= Resident welfare association =

Type of Indian non-governmental organisation

A resident welfare association (frequently abbreviated as RWA) is a Non-governmental organization that represents the interests of the residents of a specific urban or suburban locality, particularly in Indian cities.

== Membership ==

Membership is voluntary, and the leadership is usually elected by fee-paying members. Members who do not pay the voluntary subscription fee in any year may not vote in the general body and other meetings of the association since they would be deemed to have opted out of membership in the voluntary association. Such associations cannot force residents to become members and pay annual or other fees, but they can suspend services to non-paying members. In some localities, such associations may bear the word "Development" in their nomenclature, such as development and welfare associations.

== Registration ==
RWAs are not official organs of government, and even slums and illegal housing localities in India can form RWAs to represent citizen interests. RWAs are typically registered under co-operative society acts, which require groups to have a minimum of fifteen members from a given area, or under the Apartment Owners Act of the state as "association of apartment owners", or under the Societies Registration Act (central Act or state Act), which requires a minimum of ten members.

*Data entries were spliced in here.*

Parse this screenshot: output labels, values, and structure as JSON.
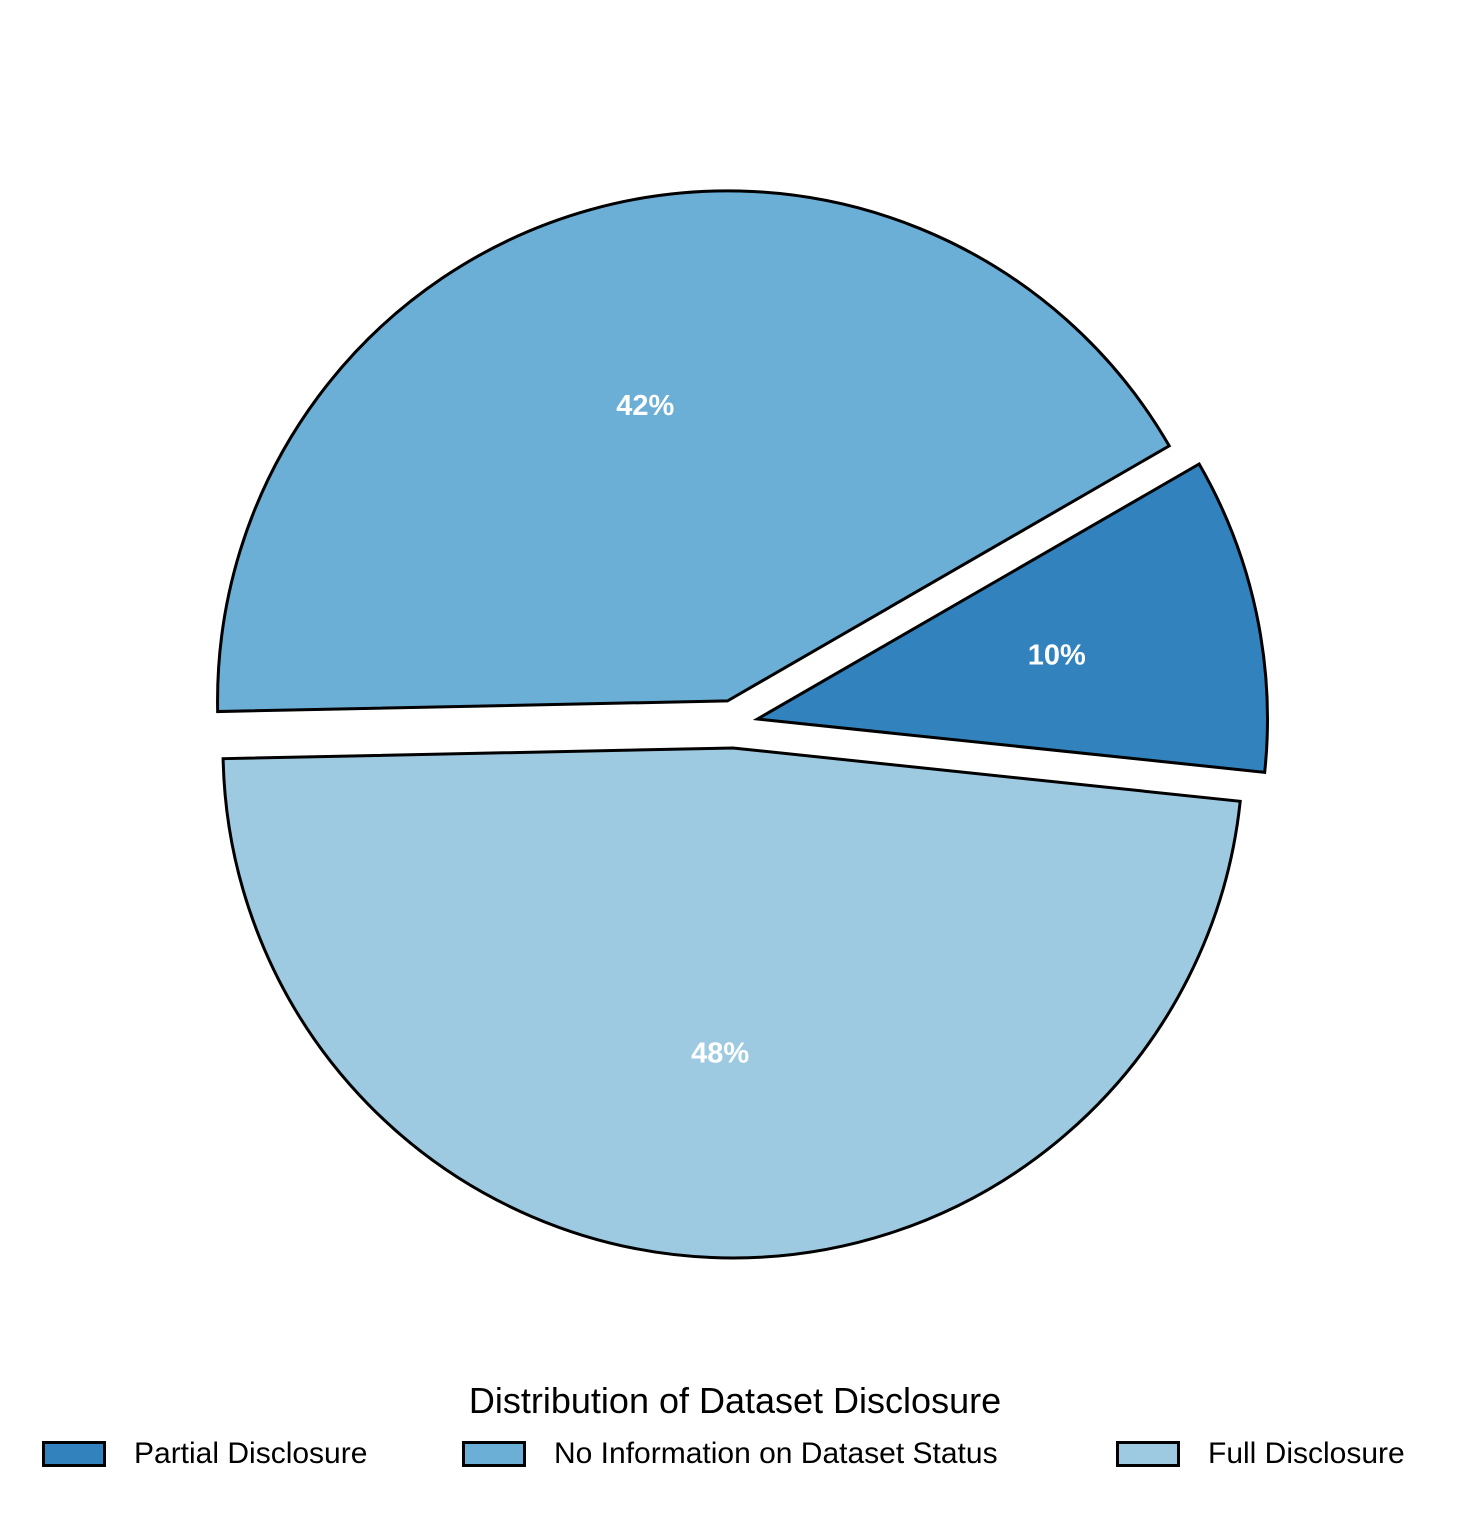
{
  "chart_data": {
    "type": "pie",
    "title": "",
    "legend_title": "Distribution of Dataset Disclosure",
    "legend_position": "bottom",
    "start_angle_deg": -6,
    "direction": "counterclockwise",
    "exploded": true,
    "slices": [
      {
        "name": "Partial Disclosure",
        "value": 10,
        "label": "10%",
        "color": "#3182bd"
      },
      {
        "name": "No Information on Dataset Status",
        "value": 42,
        "label": "42%",
        "color": "#6baed6"
      },
      {
        "name": "Full Disclosure",
        "value": 48,
        "label": "48%",
        "color": "#9ecae1"
      }
    ]
  }
}
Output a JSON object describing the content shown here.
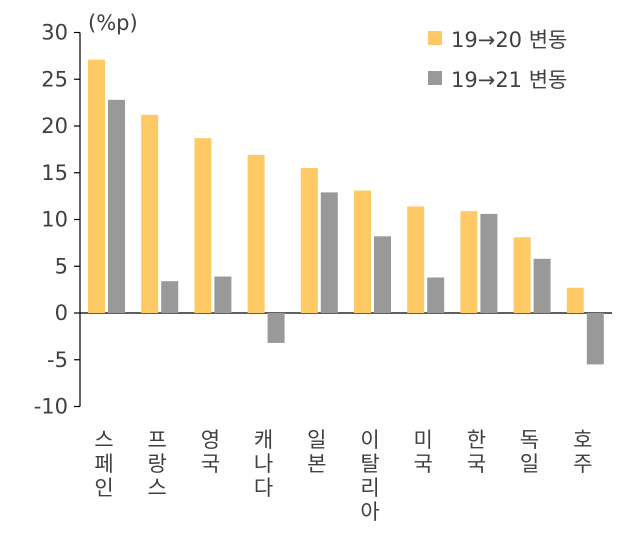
{
  "chart_data": {
    "type": "bar",
    "unit_label": "(%p)",
    "categories": [
      "스페인",
      "프랑스",
      "영국",
      "캐나다",
      "일본",
      "이탈리아",
      "미국",
      "한국",
      "독일",
      "호주"
    ],
    "series": [
      {
        "name": "19→20 변동",
        "color": "#FFC966",
        "values": [
          27.1,
          21.2,
          18.7,
          16.9,
          15.5,
          13.1,
          11.4,
          10.9,
          8.1,
          2.7
        ]
      },
      {
        "name": "19→21 변동",
        "color": "#999999",
        "values": [
          22.8,
          3.4,
          3.9,
          -3.2,
          12.9,
          8.2,
          3.8,
          10.6,
          5.8,
          -5.5
        ]
      }
    ],
    "ylim": [
      -10,
      30
    ],
    "yticks": [
      -10,
      -5,
      0,
      5,
      10,
      15,
      20,
      25,
      30
    ],
    "legend_position": "top-right",
    "xlabel": "",
    "ylabel": ""
  }
}
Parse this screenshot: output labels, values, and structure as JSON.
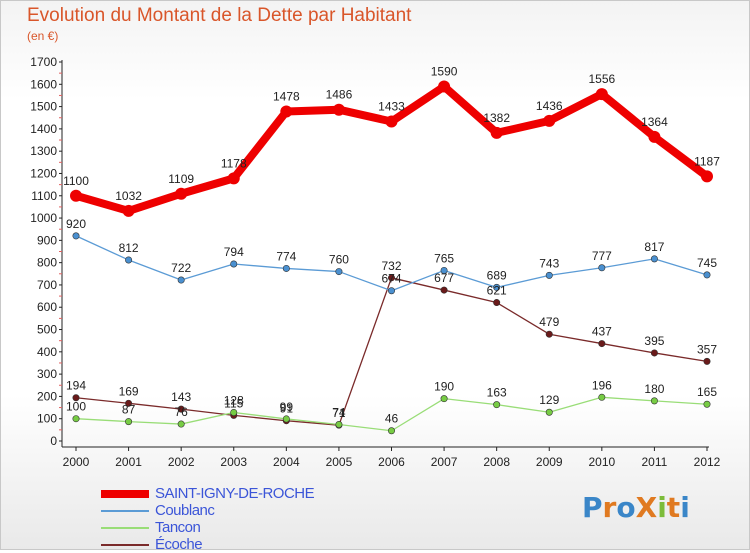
{
  "title": "Evolution du Montant de la Dette par Habitant",
  "subtitle": "(en €)",
  "logo": {
    "text": "ProXiti",
    "letters": [
      {
        "ch": "P",
        "color": "#3a86c8"
      },
      {
        "ch": "r",
        "color": "#e07a21"
      },
      {
        "ch": "o",
        "color": "#3a86c8"
      },
      {
        "ch": "X",
        "color": "#e07a21"
      },
      {
        "ch": "i",
        "color": "#7cbc3a"
      },
      {
        "ch": "t",
        "color": "#e07a21"
      },
      {
        "ch": "i",
        "color": "#3a86c8"
      }
    ]
  },
  "chart_data": {
    "type": "line",
    "x": [
      "2000",
      "2001",
      "2002",
      "2003",
      "2004",
      "2005",
      "2006",
      "2007",
      "2008",
      "2009",
      "2010",
      "2011",
      "2012"
    ],
    "ylim": [
      0,
      1700
    ],
    "yticks": [
      0,
      100,
      200,
      300,
      400,
      500,
      600,
      700,
      800,
      900,
      1000,
      1100,
      1200,
      1300,
      1400,
      1500,
      1600,
      1700
    ],
    "grid": false,
    "legend_placement": "bottom-left",
    "series": [
      {
        "name": "SAINT-IGNY-DE-ROCHE",
        "color": "#ee0000",
        "point_color": "#ee0000",
        "width": "thick",
        "values": [
          1100,
          1032,
          1109,
          1178,
          1478,
          1486,
          1433,
          1590,
          1382,
          1436,
          1556,
          1364,
          1187
        ],
        "labels": [
          "1100",
          "1032",
          "1109",
          "1178",
          "1478",
          "1486",
          "1433",
          "1590",
          "1382",
          "1436",
          "1556",
          "1364",
          "1187"
        ]
      },
      {
        "name": "Coublanc",
        "color": "#5b9bd5",
        "point_color": "#4a90d0",
        "width": "thin",
        "values": [
          920,
          812,
          722,
          794,
          774,
          760,
          674,
          765,
          689,
          743,
          777,
          817,
          745
        ],
        "labels": [
          "920",
          "812",
          "722",
          "794",
          "774",
          "760",
          "674",
          "765",
          "689",
          "743",
          "777",
          "817",
          "745"
        ]
      },
      {
        "name": "Tancon",
        "color": "#99dd77",
        "point_color": "#77cc44",
        "width": "thin",
        "values": [
          100,
          87,
          76,
          128,
          99,
          74,
          46,
          190,
          163,
          129,
          196,
          180,
          165
        ],
        "labels": [
          "100",
          "87",
          "76",
          "128",
          "99",
          "74",
          "46",
          "190",
          "163",
          "129",
          "196",
          "180",
          "165"
        ]
      },
      {
        "name": "Écoche",
        "color": "#7a2a2a",
        "point_color": "#6a1a1a",
        "width": "thin",
        "values": [
          194,
          169,
          143,
          115,
          91,
          71,
          732,
          677,
          621,
          479,
          437,
          395,
          357
        ],
        "labels": [
          "194",
          "169",
          "143",
          "115",
          "91",
          "71",
          "732",
          "677",
          "621",
          "479",
          "437",
          "395",
          "357"
        ]
      }
    ]
  }
}
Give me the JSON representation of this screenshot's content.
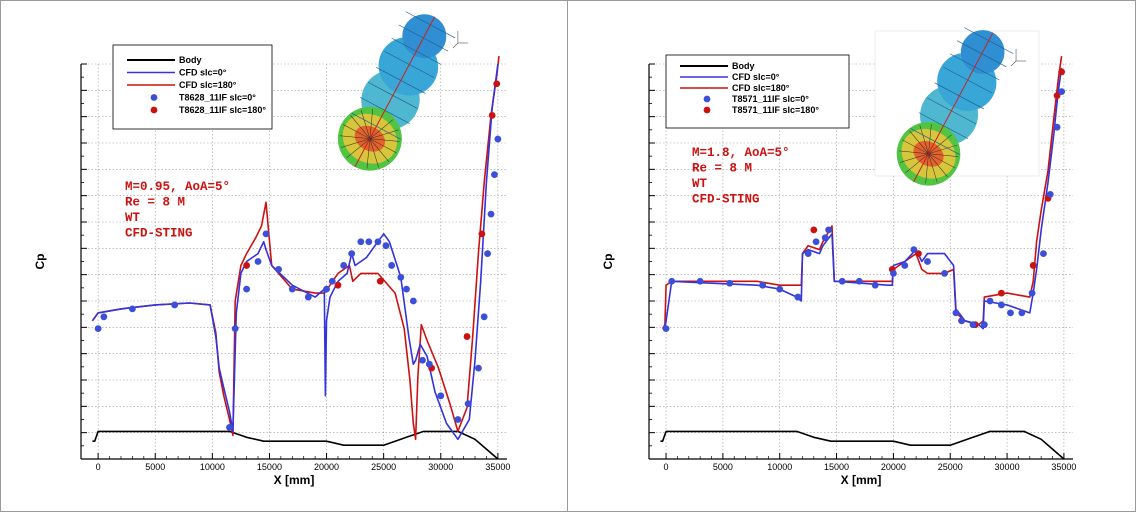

These acts also set the rules for the establishment of RWA bye-laws, which include such things as membership criteria, voting rights, and the conditions under which RWA officers can initiate legal proceedings on behalf of the registered society. Despite the prevalence of RWAs in slums and unauthorized colonies, however, government programs aimed at involving RWAs in strategic governance decisions, such as Delhi's Bhagidari Scheme, include only RWAs based on planned neighborhoods. RWAs have become increasingly involved in municipal politics and decision-making since the early 2000s and continue to grow in importance.